For competitive research, marketers can fill in fields – company name, geographies where they want to do research and a specific timeframe – to pull in rival marketers’ creative and media. In January, Hacking said Arcane will introduce a chat interface that answers questions (e.g., “What are our competitors running on LinkedIn and Meta?”) in natural language.
Marketers can also ask which assets are performing better or worse based on different metrics. They might ask for a notification “when a metric has spiked in a particular direction that you care about,” Hacking said. If a marketer sees a massive impression dip on TikTok, it’s probably worth looking at their entire line of communication – ad campaigns, organic posts and channels – to see what might have influenced the drop as a “first level of investigation.”
To support content creation, Arcane built out a static world calendar of events with categories like news, sports, business and media. The tool might alert marketers when there’s a relevant sports match or event coming up. It can also tap into Google search traffic and do social listening to find trending topics, such as TV show finales, that relate to a target audience.
Data pull
Arcane relies on OpenAI as well as open-source LLMs to return responses to marketers in human-readable language, Hacking said. That conversational layer is crucial, but it means nothing if Arcane’s AI co-pilot doesn’t understand how to find the right answer to a marketer’s question.

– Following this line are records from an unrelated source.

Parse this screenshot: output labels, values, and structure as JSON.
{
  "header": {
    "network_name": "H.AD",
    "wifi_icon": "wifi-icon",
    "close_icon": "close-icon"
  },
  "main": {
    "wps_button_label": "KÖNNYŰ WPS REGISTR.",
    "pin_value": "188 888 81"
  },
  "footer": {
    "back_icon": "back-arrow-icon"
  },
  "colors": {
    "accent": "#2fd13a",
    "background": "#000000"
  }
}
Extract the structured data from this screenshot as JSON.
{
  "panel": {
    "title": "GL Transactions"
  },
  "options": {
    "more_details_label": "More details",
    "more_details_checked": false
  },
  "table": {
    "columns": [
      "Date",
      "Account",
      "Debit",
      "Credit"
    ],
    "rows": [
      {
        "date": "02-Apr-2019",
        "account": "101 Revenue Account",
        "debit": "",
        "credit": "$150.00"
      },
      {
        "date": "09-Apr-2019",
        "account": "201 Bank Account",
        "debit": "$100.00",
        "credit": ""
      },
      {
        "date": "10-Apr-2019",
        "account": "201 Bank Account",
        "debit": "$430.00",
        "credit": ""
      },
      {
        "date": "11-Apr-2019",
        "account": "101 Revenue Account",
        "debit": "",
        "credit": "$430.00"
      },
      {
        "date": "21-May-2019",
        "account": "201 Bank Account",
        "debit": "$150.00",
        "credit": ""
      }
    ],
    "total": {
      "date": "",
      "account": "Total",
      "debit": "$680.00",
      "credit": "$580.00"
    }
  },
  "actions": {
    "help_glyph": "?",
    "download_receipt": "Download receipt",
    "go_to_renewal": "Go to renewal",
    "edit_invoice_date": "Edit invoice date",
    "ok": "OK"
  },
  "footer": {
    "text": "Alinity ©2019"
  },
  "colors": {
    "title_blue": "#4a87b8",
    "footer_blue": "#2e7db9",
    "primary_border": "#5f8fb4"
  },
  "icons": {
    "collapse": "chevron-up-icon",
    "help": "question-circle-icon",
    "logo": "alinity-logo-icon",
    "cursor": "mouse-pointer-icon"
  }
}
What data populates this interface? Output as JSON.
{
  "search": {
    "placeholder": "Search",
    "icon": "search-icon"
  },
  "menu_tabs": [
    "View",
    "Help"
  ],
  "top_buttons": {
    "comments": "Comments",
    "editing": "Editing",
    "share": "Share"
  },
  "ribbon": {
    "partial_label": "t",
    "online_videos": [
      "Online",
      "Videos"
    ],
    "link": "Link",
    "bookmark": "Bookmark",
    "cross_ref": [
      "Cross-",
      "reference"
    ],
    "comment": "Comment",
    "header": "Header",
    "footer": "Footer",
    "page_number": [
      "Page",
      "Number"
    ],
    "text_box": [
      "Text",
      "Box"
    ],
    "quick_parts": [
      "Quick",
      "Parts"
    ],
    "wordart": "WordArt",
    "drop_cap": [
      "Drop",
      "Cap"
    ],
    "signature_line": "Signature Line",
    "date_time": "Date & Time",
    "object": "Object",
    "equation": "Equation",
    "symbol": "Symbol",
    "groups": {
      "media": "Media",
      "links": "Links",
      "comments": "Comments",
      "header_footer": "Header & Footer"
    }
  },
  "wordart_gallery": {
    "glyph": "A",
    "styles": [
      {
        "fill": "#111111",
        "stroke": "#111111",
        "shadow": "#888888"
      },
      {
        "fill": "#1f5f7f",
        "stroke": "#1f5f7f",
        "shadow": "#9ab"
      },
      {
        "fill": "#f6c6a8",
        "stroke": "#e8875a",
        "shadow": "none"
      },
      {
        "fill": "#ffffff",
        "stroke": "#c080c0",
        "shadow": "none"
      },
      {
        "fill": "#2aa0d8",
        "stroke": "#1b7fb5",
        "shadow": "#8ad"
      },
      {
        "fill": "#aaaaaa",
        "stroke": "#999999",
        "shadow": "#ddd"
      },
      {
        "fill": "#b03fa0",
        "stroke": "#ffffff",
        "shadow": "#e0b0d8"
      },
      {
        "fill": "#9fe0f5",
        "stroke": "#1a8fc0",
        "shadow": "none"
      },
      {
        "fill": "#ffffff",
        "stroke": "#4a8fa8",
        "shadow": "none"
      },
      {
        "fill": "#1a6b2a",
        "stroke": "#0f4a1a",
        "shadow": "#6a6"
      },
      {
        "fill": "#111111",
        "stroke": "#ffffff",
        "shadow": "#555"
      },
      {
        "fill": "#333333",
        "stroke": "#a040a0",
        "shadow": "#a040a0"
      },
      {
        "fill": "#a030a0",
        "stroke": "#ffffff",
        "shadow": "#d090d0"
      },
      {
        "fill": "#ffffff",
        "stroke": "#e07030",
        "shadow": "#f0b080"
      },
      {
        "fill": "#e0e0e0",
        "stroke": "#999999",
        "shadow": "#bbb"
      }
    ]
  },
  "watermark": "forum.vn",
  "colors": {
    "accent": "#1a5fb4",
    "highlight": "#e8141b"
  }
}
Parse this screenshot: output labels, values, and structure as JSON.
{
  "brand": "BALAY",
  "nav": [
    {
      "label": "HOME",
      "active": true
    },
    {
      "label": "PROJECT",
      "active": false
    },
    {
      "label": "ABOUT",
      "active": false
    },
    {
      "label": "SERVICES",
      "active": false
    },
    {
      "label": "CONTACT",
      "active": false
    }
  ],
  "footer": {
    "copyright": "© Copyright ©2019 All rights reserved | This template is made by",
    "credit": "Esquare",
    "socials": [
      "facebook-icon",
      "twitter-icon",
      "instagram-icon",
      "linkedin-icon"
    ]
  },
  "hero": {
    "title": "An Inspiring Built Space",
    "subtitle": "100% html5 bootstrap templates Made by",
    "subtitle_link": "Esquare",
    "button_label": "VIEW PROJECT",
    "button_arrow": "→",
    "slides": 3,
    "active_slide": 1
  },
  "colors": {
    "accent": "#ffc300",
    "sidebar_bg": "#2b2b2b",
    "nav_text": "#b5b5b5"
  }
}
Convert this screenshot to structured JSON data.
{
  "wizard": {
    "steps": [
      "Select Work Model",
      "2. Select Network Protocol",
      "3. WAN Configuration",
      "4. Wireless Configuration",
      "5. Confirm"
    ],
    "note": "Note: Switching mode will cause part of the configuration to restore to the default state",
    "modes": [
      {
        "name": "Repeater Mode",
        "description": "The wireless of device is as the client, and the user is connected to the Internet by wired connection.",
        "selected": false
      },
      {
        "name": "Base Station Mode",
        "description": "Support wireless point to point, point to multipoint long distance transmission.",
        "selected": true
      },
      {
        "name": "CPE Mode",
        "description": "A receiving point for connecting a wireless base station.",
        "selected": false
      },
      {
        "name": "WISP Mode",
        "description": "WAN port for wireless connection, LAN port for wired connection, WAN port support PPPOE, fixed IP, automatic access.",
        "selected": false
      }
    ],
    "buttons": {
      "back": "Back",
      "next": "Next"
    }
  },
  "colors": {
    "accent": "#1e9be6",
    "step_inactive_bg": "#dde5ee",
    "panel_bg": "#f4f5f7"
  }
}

“If you want to ask a question about a metric and a time frame, you have to build a custom tool that can interpret metrics and route that response to a specific part of your database to pull the concepts you’re talking about and the data associated with that,” Hacking said.
Arcane’s team is still building out the workflows, Hacking said, and its areas of focus might change. But, in the near term, “we’ll keep iterating until we capture enough of a marketer’s work that they are far less stressed.”